Following this page, in the classification of groups of order $273$, the product of the Sylow group $S:=C_7C_{13}\simeq C_{7}\times C_{13}$ is normal, hence can be acted on by the Sylow $C_3$ to produce semidirect products.
Since $\operatorname{Aut}(S)\simeq C_6\times C_{12}$, one only needs to find an order 3 element there to produce the homomorphism $C_3\rightarrow \operatorname{Aut}(S)$.
In particular, if $C_6=\langle x\rangle$ and $C_{12}=\langle y\rangle$, up to choice of generators of $C_3$, the group is classified by the 5 actions corresponding to:
$(1,1), (x^2,1), (1,y^4), (x^2,y^4), (x^{-2},y^4)$.

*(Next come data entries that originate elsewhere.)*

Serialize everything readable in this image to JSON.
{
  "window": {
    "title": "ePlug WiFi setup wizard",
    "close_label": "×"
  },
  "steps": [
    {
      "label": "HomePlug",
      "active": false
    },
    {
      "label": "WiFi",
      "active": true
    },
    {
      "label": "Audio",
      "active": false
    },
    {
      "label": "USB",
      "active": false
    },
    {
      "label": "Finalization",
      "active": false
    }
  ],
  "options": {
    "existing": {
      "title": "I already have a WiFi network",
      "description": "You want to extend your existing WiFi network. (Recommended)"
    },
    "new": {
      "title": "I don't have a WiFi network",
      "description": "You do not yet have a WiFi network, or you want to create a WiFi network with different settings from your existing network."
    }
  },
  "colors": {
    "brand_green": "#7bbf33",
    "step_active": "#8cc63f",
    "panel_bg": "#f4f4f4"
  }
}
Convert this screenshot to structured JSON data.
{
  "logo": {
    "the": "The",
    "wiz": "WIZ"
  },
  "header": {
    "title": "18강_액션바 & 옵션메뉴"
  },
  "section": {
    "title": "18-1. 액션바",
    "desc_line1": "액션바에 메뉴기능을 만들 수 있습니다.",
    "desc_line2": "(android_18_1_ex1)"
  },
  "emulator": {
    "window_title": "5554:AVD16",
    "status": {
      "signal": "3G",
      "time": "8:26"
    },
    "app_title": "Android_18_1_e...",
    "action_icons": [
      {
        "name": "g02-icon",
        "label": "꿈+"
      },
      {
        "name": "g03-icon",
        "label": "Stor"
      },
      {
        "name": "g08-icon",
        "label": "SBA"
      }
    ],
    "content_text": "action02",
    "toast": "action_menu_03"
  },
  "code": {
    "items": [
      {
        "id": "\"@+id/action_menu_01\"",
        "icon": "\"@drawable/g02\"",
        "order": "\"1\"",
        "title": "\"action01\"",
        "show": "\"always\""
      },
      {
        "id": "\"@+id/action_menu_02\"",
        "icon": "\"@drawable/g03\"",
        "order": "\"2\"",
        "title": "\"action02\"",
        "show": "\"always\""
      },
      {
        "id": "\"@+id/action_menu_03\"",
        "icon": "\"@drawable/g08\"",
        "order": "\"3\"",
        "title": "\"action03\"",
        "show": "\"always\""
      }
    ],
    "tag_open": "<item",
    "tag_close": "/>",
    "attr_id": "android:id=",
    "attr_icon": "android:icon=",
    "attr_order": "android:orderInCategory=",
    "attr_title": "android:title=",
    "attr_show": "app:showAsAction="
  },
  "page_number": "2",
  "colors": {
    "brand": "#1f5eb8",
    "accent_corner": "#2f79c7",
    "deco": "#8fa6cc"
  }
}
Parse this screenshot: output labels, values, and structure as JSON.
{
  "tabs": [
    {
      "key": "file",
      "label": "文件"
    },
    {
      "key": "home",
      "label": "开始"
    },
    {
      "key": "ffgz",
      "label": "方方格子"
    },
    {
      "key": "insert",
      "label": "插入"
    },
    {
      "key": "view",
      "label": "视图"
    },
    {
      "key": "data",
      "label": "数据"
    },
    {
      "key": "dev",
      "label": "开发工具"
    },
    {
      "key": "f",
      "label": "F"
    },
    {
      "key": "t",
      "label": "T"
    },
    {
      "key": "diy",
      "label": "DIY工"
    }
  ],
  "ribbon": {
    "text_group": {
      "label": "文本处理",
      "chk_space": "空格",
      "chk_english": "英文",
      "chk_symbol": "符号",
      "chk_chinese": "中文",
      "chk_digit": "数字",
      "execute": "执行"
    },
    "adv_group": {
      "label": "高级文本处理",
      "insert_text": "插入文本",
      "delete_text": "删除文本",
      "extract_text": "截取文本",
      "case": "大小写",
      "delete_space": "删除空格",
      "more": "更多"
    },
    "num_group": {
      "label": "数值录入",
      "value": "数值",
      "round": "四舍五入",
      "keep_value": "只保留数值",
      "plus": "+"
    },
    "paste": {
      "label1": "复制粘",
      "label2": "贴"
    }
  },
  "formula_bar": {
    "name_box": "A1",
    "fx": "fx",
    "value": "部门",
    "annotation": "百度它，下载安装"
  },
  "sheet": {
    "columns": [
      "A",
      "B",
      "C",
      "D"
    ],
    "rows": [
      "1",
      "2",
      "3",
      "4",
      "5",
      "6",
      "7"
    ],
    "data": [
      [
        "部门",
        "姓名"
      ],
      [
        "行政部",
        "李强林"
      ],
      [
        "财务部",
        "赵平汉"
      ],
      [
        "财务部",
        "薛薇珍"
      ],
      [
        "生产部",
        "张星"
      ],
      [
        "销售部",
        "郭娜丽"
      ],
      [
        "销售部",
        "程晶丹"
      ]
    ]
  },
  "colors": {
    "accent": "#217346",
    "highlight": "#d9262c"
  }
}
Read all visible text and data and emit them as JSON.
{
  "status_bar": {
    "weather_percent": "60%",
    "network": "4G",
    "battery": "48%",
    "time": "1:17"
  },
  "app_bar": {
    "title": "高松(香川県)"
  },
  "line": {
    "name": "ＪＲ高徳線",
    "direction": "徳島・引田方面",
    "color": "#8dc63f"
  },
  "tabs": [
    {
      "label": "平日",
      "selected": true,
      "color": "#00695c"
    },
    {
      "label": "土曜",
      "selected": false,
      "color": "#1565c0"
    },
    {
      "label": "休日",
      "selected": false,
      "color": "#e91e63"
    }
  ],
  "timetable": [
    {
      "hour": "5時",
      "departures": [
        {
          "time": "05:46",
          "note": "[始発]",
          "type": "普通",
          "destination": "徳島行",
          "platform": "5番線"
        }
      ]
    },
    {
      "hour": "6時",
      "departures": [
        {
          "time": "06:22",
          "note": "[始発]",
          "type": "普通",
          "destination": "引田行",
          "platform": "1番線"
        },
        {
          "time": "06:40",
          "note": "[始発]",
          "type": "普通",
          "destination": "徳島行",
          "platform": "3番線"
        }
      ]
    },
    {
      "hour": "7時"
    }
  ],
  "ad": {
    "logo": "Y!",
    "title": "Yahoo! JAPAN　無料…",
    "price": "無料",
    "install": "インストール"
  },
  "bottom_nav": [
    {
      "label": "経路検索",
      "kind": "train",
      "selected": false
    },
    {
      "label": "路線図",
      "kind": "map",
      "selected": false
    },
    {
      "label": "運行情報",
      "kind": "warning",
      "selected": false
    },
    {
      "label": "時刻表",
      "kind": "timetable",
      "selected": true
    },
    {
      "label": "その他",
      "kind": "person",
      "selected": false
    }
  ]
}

It is easy to see that the center of the corresponding groups has order $273, 13, 7, 1, 1$ respectively. So my question is: how do we show that the last two groups are actually non-isomorphic?
P.S. In a similar example with $(C_7\times C_7)\rtimes C_3$ on the same page, the last two groups can be distinguished since every subgroup of order $7$ can be shown to be normal in one but not the other.
Best Answer
Edit: I didn't realize you were talking about $x$ and $y$ being in the automorphism group, and not the group itself. I've edited below to correct this.
We can take $\alpha$ as a generator of $C_7$, and then $x(\alpha)=\alpha^5$. So $x^2(\alpha) = \alpha^4$ and $x^{-2}(\alpha) = \alpha^2$.
We can take $\beta$ as a generator of $C_{13}$, and then $y(\beta)=\beta^2$, and so $y^4(\beta) = \beta^3$.
Consider your groups as $G=C_{91}\rtimes C_3$ and $H=C_{91}\rtimes C_3$. We can write $z$ as the generator of $C_{91}$, and $g$ and $h$ as the generator of the $C_3$ subgroups.
Then in $G$, we have $g^{-1}zg=z^{-10}$, since $-10$ is $4\pmod{7}$ and $3\pmod{13}$.
In $H$, we have $h^{-1}zh=z^{16}$, since $16$ is $2\pmod{7}$ and $3\pmod{13}$.
If $f:G\rightarrow H$ was an isomorphism, then we would have $f(z)=z^k$ for some integer $k$. We would also have $f(g)$ is some conjugate of $h$ or $h^2$, which thus acts the same as $h$ or $h^2$ on $z$.
So then
\begin{align*} z^{-10k} &= f(z^{-10})\\ &= f(g^{-1}zg)\\ &= f(g^{-1})z^kf(g)\\ &= z^{16k}\text{ or }z^{74k} \end{align*}
This implies $z^{26k}=1$ or $z^{84k}=1$, so that $7$ or $13$ divides $k$ respectively, which means $z^k$ is not a generator of $C_{91}$ in $H$. This is the contradiction.
This same idea can be used whenever you have a semidirect product $A\rtimes B$, and $A$ is abelian and $B$ is cyclic. It can be used to differentiate different semidirect products coming from non-conjugate images of $B$ in $\textrm{Aut}(A)$.